The man who’s wife is buried next to you said this to me at the start of summer, when I asked how he was.

“The second year is harder,”

He was right.

Everyone else’s life continues; the wider world progresses. People have stresses, joys, illnesses to deal with, as they always did. Other people’s lives soar, or stall; even implode. Or they simply plod on. As much as they might care and remember, the necessities of paying attention to their own lives means this grief that I have, or even the grief that they themselves have, takes a back seat, and becomes less salient in their every day. The focus on this loss can’t be sustained in their lives. So they ‘move on’.

For me or anyone at the centre of a loss though, time, here near the start of it, doesn’t make it better. It’s getting harder, not least because the further down the line you move in time, the further from your loved one’s physical presence you are. I find that terrifying at times. I wonder if with more time, will I remember you less? Less often, less vividly? When people say ‘It gets better/easier/less painful with time’, I wonder if they realise that what that translates as is, ‘Eventually, your loved one won’t be such a priority in every moment of you life’. Do they even realise that I don’t want it to be easier and better? I actually don’t want it to be less painful, because that would mean that my life had ‘moved on’, and that there’s less room for you.

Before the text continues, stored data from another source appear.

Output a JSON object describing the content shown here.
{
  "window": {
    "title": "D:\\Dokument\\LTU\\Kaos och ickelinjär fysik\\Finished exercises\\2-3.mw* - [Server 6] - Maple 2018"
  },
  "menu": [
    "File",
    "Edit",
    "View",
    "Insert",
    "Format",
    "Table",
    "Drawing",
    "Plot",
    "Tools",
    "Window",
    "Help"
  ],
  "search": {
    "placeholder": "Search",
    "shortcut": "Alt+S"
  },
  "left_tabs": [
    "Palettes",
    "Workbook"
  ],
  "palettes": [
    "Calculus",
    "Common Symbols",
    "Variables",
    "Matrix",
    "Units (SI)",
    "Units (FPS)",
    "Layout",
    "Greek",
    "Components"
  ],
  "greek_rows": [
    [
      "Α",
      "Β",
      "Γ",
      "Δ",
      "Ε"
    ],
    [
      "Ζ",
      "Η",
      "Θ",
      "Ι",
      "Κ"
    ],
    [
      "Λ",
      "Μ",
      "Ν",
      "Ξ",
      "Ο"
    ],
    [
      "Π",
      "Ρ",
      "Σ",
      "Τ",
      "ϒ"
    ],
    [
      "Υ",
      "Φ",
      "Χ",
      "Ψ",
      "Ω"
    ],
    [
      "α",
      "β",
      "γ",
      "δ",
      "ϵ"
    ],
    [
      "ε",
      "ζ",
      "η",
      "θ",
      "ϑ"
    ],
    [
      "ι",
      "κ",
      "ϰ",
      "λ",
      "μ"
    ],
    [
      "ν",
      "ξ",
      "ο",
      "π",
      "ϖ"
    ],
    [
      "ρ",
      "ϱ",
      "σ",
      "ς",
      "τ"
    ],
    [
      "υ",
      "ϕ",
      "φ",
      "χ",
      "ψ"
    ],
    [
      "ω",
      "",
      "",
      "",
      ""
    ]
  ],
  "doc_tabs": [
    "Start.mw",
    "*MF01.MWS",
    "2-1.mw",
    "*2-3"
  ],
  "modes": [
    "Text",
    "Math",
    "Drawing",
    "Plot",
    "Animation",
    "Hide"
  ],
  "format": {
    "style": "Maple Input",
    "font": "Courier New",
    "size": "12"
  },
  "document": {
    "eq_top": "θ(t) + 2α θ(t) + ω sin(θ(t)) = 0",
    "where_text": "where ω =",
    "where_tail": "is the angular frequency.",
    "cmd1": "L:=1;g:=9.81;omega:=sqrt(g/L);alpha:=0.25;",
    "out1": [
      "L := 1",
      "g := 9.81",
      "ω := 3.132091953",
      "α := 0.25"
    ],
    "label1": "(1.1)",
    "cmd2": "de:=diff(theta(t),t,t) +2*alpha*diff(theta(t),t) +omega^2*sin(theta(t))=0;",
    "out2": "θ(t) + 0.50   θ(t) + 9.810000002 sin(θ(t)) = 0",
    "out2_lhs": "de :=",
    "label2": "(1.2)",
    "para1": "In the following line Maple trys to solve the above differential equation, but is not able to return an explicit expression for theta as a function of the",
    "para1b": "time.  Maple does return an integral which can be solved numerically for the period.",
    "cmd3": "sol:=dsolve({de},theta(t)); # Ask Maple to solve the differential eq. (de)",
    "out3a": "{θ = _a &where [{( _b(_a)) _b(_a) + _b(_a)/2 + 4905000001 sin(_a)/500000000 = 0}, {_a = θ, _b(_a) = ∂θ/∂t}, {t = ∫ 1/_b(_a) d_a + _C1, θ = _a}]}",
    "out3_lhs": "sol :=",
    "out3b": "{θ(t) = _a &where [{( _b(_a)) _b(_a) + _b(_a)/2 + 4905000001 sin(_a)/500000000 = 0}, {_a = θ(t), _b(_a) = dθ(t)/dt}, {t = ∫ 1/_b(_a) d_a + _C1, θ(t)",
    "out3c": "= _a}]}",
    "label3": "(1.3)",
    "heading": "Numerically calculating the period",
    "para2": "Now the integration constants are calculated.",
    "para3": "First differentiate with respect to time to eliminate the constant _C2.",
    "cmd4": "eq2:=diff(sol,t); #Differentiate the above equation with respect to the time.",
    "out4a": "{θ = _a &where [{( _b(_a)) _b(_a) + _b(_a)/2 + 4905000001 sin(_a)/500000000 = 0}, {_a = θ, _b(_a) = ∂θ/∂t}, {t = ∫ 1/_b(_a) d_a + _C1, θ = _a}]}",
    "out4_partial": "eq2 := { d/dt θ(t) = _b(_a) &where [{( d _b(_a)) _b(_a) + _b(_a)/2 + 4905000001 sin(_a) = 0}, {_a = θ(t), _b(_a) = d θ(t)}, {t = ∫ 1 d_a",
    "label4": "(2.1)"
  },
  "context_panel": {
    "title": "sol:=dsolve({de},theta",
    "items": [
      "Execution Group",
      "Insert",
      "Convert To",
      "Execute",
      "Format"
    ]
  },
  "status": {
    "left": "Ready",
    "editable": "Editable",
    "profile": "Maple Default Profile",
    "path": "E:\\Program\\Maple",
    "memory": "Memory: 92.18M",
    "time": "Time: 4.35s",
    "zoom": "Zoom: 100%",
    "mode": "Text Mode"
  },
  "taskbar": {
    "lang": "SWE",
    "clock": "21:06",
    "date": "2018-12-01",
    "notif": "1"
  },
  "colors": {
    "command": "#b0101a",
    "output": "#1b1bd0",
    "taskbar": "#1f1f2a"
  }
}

So everyone else ‘moves on’ around us, as they must. I don’t mind that they do. Not when I’m in my rational, analytical mind anyway. (I’ll tell you about the shittiness of analytical grieving style sometime….) But the assumption is that moving on is a good, desired outcome for me too.

It’s not.

The jarring of that assumption with my reality, combined with the fear that there is less room in my head for you than I want there to be – that all makes this second year harder.

People see a mummy with the most delicious nearly-two year-old, going on adventures and holidays and day trips. Planning BBQs and play dates. Laughing and playing, talking (endlessly, as we all do) about every achievement and hilarity of our toddler. I even have pink nails at the moment. So I don’t look much like a grieving widow not quite two years in.

What they don’t see is that I cry in the car (more infrequently than I’d like; that’s the analytical grief’s fault). They don’t see our little girl saying, “Daddy! Love you!” to the photo on my phone instead of to the living you. Nor do they see the ghost of you walking with me on every trip out, or the conversations I have with you. Or me getting in to bed each night alone. I say goodnight to you every night, because I’m not moving on, whatever it might look like or however everyone else might be able.

I’m further away from you than I was, and it’ll only get worse. So while people/society at large might expect otherwise, I expect each subsequent year to be harder. There’ll be more that we’ll have missed and the hole you’re not filling will get wider and deeper every moment. I will fill my life with your little girl, and with things that I’m about. But however I do that, whatever others see outwardly, inwardly it is worse with time.

Time is an enemy, not a friend, when you live your life in grief.